Review: Falletta plays with senses leading Sarasota Orchestra’s Masterworks
From the Sarasota Herald Tribune
By Gayle Williams
JoAnn Falletta is one of nine guest conductors this season during the Sarasota Orchestra’s search for a new music director.
Internationally acclaimed female conductors of the world are sadly still few and far between despite growing numbers of women in the field. Among this top echelon is JoAnn Falletta, music director of the Buffalo Symphony Orchestra and the Virginia Symphony, who led the Sarasota Orchestra in a vivid and at times electrifying performance Friday night at Van Wezel Performing Arts Hall.
This concert stood out for a variety of reasons, one of which was the simple choice of three symphonic tone poems featured on the program.

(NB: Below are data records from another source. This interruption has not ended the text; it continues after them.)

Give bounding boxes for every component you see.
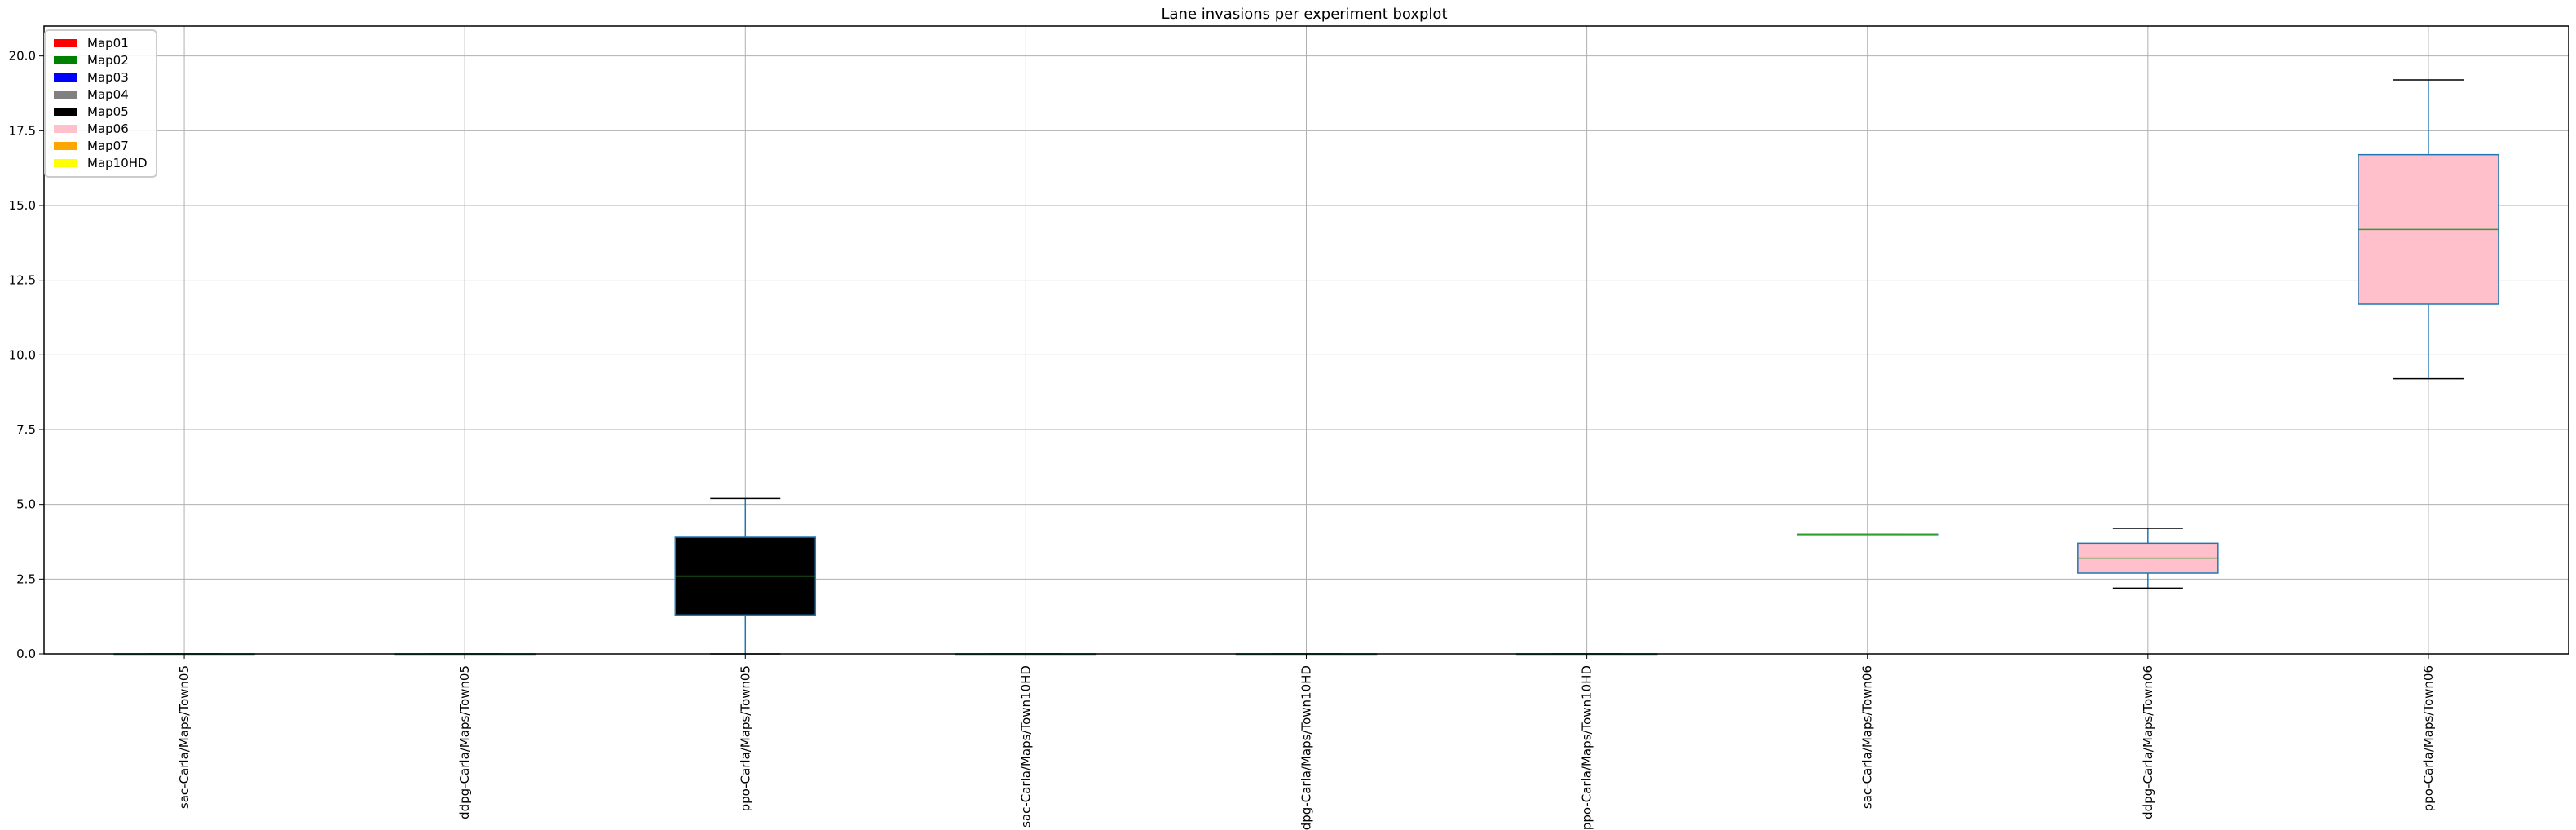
legend-label: Map05 <box>87 104 129 119</box>
y-tick-label: 20.0 <box>9 49 36 64</box>
legend-swatch <box>54 141 77 150</box>
x-tick-label: ddpg-Carla/Maps/Town05 <box>457 665 472 819</box>
y-tick-label: 17.5 <box>9 123 36 138</box>
legend-label: Map02 <box>87 52 129 68</box>
y-axis: 0.0 2.5 5.0 7.5 10.0 12.5 15.0 17.5 20.0 <box>9 49 44 661</box>
legend-label: Map10HD <box>87 155 148 170</box>
legend-item: Map05 <box>54 103 148 120</box>
x-tick-label: sac-Carla/Maps/Town06 <box>1860 665 1875 809</box>
x-tick-label: sac-Carla/Maps/Town05 <box>177 665 192 809</box>
legend-swatch <box>54 107 77 116</box>
legend-item: Map01 <box>54 34 148 51</box>
legend-item: Map04 <box>54 86 148 103</box>
legend-swatch <box>54 73 77 82</box>
box-7 <box>1796 533 1939 536</box>
legend-label: Map01 <box>87 35 129 51</box>
box-3 <box>674 497 817 655</box>
x-tick-label: ppo-Carla/Maps/Town10HD <box>1580 665 1595 830</box>
legend-item: Map07 <box>54 137 148 154</box>
y-tick-label: 2.5 <box>16 572 36 586</box>
legend-swatch <box>54 38 77 47</box>
legend-item: Map10HD <box>54 154 148 171</box>
legend-label: Map06 <box>87 121 129 136</box>
box-9 <box>2358 79 2499 380</box>
y-tick-label: 10.0 <box>9 347 36 362</box>
x-tick-label: ddpg-Carla/Maps/Town10HD <box>1299 665 1314 830</box>
y-tick-label: 0.0 <box>16 647 36 661</box>
x-tick-label: ppo-Carla/Maps/Town06 <box>2421 665 2436 811</box>
legend-swatch <box>54 90 77 99</box>
y-tick-label: 12.5 <box>9 273 36 288</box>
legend-label: Map03 <box>87 69 129 85</box>
y-tick-label: 15.0 <box>9 198 36 213</box>
legend-label: Map04 <box>87 86 129 102</box>
x-tick-label: sac-Carla/Maps/Town10HD <box>1018 665 1033 828</box>
x-axis: sac-Carla/Maps/Town05 ddpg-Carla/Maps/Tow… <box>177 654 2436 830</box>
box-8 <box>2077 528 2219 589</box>
x-tick-label: ppo-Carla/Maps/Town05 <box>738 665 752 811</box>
legend-item: Map06 <box>54 120 148 137</box>
legend: Map01 Map02 Map03 Map04 Map05 Map06 Map07 Map10… <box>44 29 157 178</box>
y-tick-label: 5.0 <box>16 497 36 512</box>
y-tick-label: 7.5 <box>16 422 36 437</box>
legend-item: Map02 <box>54 51 148 68</box>
x-tick-label: ddpg-Carla/Maps/Town06 <box>2141 665 2155 819</box>
legend-swatch <box>54 158 77 167</box>
legend-swatch <box>54 124 77 133</box>
chart-title: Lane invasions per experiment boxplot <box>1161 6 1447 23</box>
legend-label: Map07 <box>87 138 129 153</box>
legend-item: Map03 <box>54 68 148 86</box>
legend-swatch <box>54 55 77 64</box>
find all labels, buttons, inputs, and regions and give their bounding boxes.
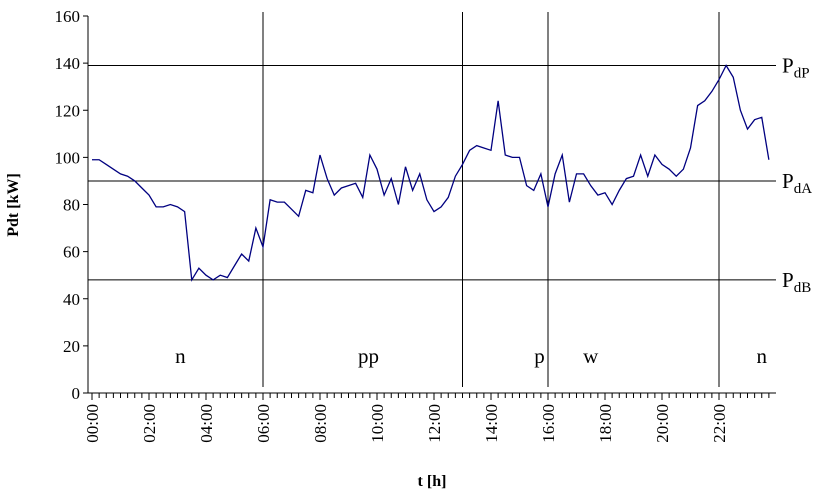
y-tick-label: 100 bbox=[55, 148, 81, 167]
y-tick-label: 160 bbox=[55, 7, 81, 26]
reference-label-main: P bbox=[782, 53, 794, 77]
x-tick-label: 04:00 bbox=[197, 404, 216, 443]
x-tick-label: 02:00 bbox=[140, 404, 159, 443]
x-tick-label: 00:00 bbox=[83, 404, 102, 443]
y-axis-label: Pdt [kW] bbox=[5, 173, 22, 237]
x-tick-label: 20:00 bbox=[653, 404, 672, 443]
y-tick-label: 120 bbox=[55, 101, 81, 120]
reference-label-main: P bbox=[782, 268, 794, 292]
data-line bbox=[92, 64, 770, 282]
reference-label-sub: dP bbox=[794, 65, 810, 81]
zone-label: n bbox=[175, 344, 186, 368]
x-tick-label: 18:00 bbox=[596, 404, 615, 443]
x-tick-label: 10:00 bbox=[368, 404, 387, 443]
y-tick-label: 80 bbox=[63, 196, 80, 215]
zone-label: w bbox=[583, 344, 599, 368]
zone-label: n bbox=[757, 344, 768, 368]
reference-label-sub: dB bbox=[794, 280, 812, 296]
x-tick-label: 06:00 bbox=[254, 404, 273, 443]
y-tick-label: 0 bbox=[72, 384, 81, 403]
y-tick-label: 60 bbox=[63, 243, 80, 262]
reference-label-main: P bbox=[782, 169, 794, 193]
zone-label: pp bbox=[358, 344, 379, 368]
y-tick-label: 140 bbox=[55, 54, 81, 73]
y-tick-label: 20 bbox=[63, 337, 80, 356]
x-axis-label: t [h] bbox=[418, 473, 447, 490]
reference-label: PdB bbox=[782, 268, 811, 296]
zone-label: p bbox=[534, 344, 545, 368]
x-tick-label: 16:00 bbox=[539, 404, 558, 443]
reference-label: PdP bbox=[782, 53, 810, 81]
reference-label-sub: dA bbox=[794, 181, 813, 197]
x-tick-label: 22:00 bbox=[710, 404, 729, 443]
x-tick-label: 08:00 bbox=[311, 404, 330, 443]
x-tick-label: 12:00 bbox=[425, 404, 444, 443]
x-tick-label: 14:00 bbox=[482, 404, 501, 443]
y-tick-label: 40 bbox=[63, 290, 80, 309]
reference-label: PdA bbox=[782, 169, 812, 197]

In contrast, the Violin Concerto No. 1 in G Minor, Op. 26 by Max Bruch with soloist Alexi Kenney gave us a glimpse of a talent on the rise. Kenney played with a sense of poetry and authenticity and with ample impressive technique. This Bruch concerto is a staple of the repertoire, but Kenney did not follow the beaten path. Rising from an inner quiet, his opening phrase of the prelude stretched out organically as if finding its way for the first time. There was a poetry to his vision of the concerto and Falletta followed suit with an orchestra often playing in hushed tones. Yet the flash did win out in the more fiery Finale for all to enjoy. Kenney returned for an unusually satisfying fantasia encore by Romanian composer/violinist Georges Enesco.
Falletta, one of nine guest conductors this season as the Sarasota Orchestra conducts a search for a new music director, mastered an even broader orchestral palette than usual in the technicolor orchestration Ottorino Respighi employed in his two tone poems on the program: “Le fontane di Roma” (The Fountains of Rome) and “Feste romane” (Roman Festivals). It is not only a credit to the artistry of the Sarasota musicians who consistently turn out sparkling music, but also to Falletta who guided the balance, seeing that inner voices were heard, color amplified, and clarity prevailed in intentionally sculpted phrases.